You don't generally say you're an atheist when talking to your church group, with a few notable exceptions.


It’s true, the professional backgrounds at my church are much more diverse than any other social group I belong to.


There are secular "Sunday services," at least in my area. They're actually kind of cool.

Community does not require religion. But community does require two things that are intrinsic to religion: ritual, and shared experiences.


Yes, I agree that church is an excellent group of friends.

Also putting the teaching into practice, by feeding the hungry, visiting the sick, welcoming strangers into your home (CouchSurfing/BeWelcome).

I analysed my Facebook Likes, and drew some symbols of the things I enjoy. Some of them have plenty of geeks (hardware, software, education, games), others do not (travel/environment, NGOs, music concerts, church). There are common-interest groups beyond sports.

https://github.com/peterburk/sortlikes


> Join a church

It's a good advice, but non-believers would have a hard time joining a church. As an atheist European living in NYC, I attended a couple of religious meetings (I was dragged there by a friend and thought it would be interesting).

It was interesting indeed. I can definitely see the value of these meetings. I got to meet new people from different fields and areas, but I couldn't just pretend I shared their religious values.


or play co-ed sports, and you can meet from recent immigrants to trust fund babies and everything in between.... and from all kinds of profession (at least in NYC).

A good team will organize the ocasional drinking/get together, parties, etc...

you don't have to go to church to meet different set of folks


It's not at all guaranteed that joining a religious community will diversify your social circle. It may very well have the opposite effect depending on the particular community you join.


That sounds like an expensive hobby.


Get out of California. As fast as you can, preferably at a cost that's not easy to justify.


>” In fact, just the fact that I’m interested in doing sports for leisure is associated with class, since it’s not something that would be so easy for, say, manual laborers or shift workers.”

I think the bias here is the opposite: the author is politically biased to believe this “classism struggle” somehow doesn’t enable manual Labors to play sports?

I think the author should visit the developing world more frequently to realize how common futbol is here, for example.

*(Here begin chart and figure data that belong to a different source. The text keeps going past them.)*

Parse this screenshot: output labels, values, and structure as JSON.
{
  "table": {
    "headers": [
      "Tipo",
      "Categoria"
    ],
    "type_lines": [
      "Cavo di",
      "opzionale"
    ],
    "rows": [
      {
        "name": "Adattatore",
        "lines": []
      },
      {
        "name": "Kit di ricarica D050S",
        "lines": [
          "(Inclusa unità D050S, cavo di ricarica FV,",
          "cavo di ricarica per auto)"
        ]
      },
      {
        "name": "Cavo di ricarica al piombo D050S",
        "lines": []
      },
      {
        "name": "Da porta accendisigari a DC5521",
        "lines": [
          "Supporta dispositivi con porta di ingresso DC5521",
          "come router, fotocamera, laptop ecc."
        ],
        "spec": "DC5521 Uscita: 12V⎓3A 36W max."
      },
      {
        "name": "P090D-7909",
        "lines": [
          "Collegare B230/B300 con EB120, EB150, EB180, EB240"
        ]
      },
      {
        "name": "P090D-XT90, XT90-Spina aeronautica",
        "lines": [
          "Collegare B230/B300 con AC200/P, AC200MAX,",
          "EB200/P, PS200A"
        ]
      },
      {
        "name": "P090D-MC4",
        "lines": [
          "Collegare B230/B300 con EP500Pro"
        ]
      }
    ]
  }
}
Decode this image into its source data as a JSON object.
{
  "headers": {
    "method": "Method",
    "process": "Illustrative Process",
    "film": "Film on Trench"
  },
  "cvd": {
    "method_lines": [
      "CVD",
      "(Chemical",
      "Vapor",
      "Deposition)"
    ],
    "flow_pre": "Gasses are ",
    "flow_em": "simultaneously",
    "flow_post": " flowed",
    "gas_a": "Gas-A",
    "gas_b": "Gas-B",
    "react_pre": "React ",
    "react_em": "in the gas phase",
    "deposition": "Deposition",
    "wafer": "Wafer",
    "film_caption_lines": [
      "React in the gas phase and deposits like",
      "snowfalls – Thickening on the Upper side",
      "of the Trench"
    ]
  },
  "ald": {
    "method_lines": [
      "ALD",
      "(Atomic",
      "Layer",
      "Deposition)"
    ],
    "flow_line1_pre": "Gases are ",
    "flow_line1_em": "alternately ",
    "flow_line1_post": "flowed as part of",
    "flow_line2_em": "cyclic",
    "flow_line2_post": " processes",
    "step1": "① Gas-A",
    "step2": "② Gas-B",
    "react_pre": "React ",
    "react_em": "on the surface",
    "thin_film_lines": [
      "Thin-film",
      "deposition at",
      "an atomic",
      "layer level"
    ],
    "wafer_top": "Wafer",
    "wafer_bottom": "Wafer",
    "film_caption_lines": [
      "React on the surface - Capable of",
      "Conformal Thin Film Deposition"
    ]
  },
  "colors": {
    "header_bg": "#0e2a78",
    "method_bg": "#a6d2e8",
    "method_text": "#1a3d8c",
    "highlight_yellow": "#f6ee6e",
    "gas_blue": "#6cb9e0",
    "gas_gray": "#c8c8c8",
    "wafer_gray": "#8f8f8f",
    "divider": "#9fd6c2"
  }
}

I’ve been invited to pickup futbol (soccer) games in Mexico and Panama. From what I can tell, it’s a sport played around the world, including in the poorest parts of Africa, Asia, and Latin America.

This is all too frequent—- a politically biased author is unable to face their own biases and instead attempts to enforce them?

Yes, there are socioeconomic differences between world regions. But that doesn’t preclude people from enjoying sports.

Not everything is a consequence of neomarxist political thought. Perhaps explore the world, before making biased presuppositions, author.


> I think the bias here is the opposite: the author is politically biased to believe this “classism struggle” somehow doesn’t enable manual Labors to play sports?

It's funny coz statistically speaking these "manual laborers" are likely to kick the author's ass in whatever sport he wants to do for leisure.


Or just find the local ball parks and look for the amateur teams.


The tech community does everything in its power to set up echo chambers and marginalize outside views as much as possible, then somebody wonders why everybody in their in-group is all the same as them... It’s not terribly shocking.


Replace "tech community" with "literally any human social group" and you're more accurate.


Perhaps the tech community is simply better at it than everybody else. But I find that hard to believe. The monoculture in the tech community is blindingly obvious to anybody who cares to notice it. It’s especially true in the Bay Area, but not much different elsewhere. Personally I’d suggest that intolerance is the most important ingredient in establishing a robust monoculture, of which Silicon Valley certainly isn’t lacking.